Libro primero: "Algunas páginas de historia"
Capítulo II: Enjolras y sus tenientes

de Víctor Hugo


El Faubourg Saint-Antoine caracterizaba esta situación más que ningún otro barrio. Allí era donde se sentía más el dolor.

Aquel antiguo barrio, poblado como un hormiguero, laborioso, animado y furibundo como una colmena, se estremecía esperando y deseando la conmoción. Allí se sentían más que en otra parte la reacción de las crisis comerciales. En tiempo de revolución, la miseria es a la vez causa y efecto. Siempre que flotan en el horizonte resplandores impulsados por el viento de los sucesos, se piensa en este barrio y en la temible fatalidad que ha colocado a las puertas de París aquel polvorín de padecimientos y de ideas.

En este barrio y en esta época, Enjolras, previendo los sucesos posibles, hizo una especie de recuento misterioso. Estaban todos en conciliábulo en el Café Musain.
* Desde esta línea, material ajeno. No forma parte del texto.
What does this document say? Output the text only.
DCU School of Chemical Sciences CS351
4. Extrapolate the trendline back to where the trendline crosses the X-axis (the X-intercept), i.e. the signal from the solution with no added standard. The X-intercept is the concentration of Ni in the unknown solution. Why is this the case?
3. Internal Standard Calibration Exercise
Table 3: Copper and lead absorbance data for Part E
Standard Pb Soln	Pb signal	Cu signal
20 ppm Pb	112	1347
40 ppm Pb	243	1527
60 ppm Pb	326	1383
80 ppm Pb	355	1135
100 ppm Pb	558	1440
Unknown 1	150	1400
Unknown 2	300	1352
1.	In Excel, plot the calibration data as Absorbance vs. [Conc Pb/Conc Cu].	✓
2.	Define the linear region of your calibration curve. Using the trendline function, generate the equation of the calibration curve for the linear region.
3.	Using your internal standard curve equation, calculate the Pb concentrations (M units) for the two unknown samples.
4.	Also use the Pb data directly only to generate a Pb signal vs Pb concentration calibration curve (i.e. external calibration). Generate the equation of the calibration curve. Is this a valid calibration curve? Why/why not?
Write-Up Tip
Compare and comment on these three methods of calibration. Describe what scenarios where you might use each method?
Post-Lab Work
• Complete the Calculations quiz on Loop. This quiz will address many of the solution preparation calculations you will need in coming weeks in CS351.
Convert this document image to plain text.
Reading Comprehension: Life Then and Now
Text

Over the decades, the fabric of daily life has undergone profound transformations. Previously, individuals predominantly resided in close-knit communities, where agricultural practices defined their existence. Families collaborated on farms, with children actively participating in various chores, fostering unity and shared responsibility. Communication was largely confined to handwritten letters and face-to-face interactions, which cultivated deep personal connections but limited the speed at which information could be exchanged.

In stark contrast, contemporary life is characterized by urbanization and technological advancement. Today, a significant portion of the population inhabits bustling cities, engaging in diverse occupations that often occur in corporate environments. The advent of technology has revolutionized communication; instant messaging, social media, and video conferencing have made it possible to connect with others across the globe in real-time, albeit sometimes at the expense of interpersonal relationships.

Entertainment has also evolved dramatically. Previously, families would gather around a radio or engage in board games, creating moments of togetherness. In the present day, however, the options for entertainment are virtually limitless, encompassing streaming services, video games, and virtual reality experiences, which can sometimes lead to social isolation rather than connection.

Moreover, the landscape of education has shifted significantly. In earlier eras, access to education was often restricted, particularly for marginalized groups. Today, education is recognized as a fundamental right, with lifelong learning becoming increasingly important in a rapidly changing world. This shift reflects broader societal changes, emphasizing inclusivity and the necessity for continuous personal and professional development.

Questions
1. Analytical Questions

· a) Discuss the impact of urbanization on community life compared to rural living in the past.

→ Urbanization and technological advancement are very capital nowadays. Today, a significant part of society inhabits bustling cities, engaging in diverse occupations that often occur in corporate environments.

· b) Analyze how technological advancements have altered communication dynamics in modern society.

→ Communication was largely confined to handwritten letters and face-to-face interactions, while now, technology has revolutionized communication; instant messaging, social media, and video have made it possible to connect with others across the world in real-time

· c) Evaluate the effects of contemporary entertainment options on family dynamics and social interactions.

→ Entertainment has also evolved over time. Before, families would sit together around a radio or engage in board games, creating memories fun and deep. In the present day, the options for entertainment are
- Conviene saber dónde estamos y con quiénes se puede contar -dijo-. Si se quiere combatientes, hay que hacerlos. Contemos, pues, el rebaño. ¿Cuántos somos? Courfeyrac, tú verás a los politécnicos. Feuilly, tú a los de la Glacière. Combeferre me prometió ir a Picpus, allí hay un hormiguero excelente. Bahorel visitará la Estrapade. Prouvaire, los albañiles se entibian, tú nos traerás noticias. Jolly tomará el pulso a la Escuela de Medicina. Laigle se dará una vuelta por el Palacio de justicia. Yo me encargo de la Cougourde. Pero falta algo muy importante, el Maine; allí hay marmolistas, pintores y escultores; son entusiastas pero desde hace un tiempo se han enfriado. Hay que ir a hablarles, hay que soplar en aquellas cenizas. Había pensado en ese distraído amigo nuestro, Marius, que es bueno, pero ya no viene. No tengo a nadie para el Maine.

- ¿Y yo? -dijo Grantaire.

- ¡Tú, adoctrinar republicanos, tú que no crees en nada!

- Creo en ti.

- ¿Serás capaz de ir al Maine?

- Soy capaz de todo.

- ¿Y qué les dirás?

- Les hablaré de Robespierre, de Danton, de los principios.

- ¡Tú!

- Yo. Lo que pasa es que a mí no se me hace justicia. Conozco el Contrato Social; sé de memoria la Constitución del año Dos: "La libertad del ciudadano concluye donde empieza la libertad de otro ciudadano". ¿Me crees idiota?

- Grantaire -dijo Enjolras, después de pensar algunos segundos-, acepto probarte. Irás al Maine.

Grantaire vivía cerca del café. Salió y volvió a los cinco minutos. Había ido a ponerse un chaleco a lo Robespierre.

- Rojo -dijo al entrar-. Ten confianza en mí, Enjolras.

Unos minutos después la sala interior del Café Musain quedaba desierta. Todos los amigos del ABC habían ido a cumplir su misión.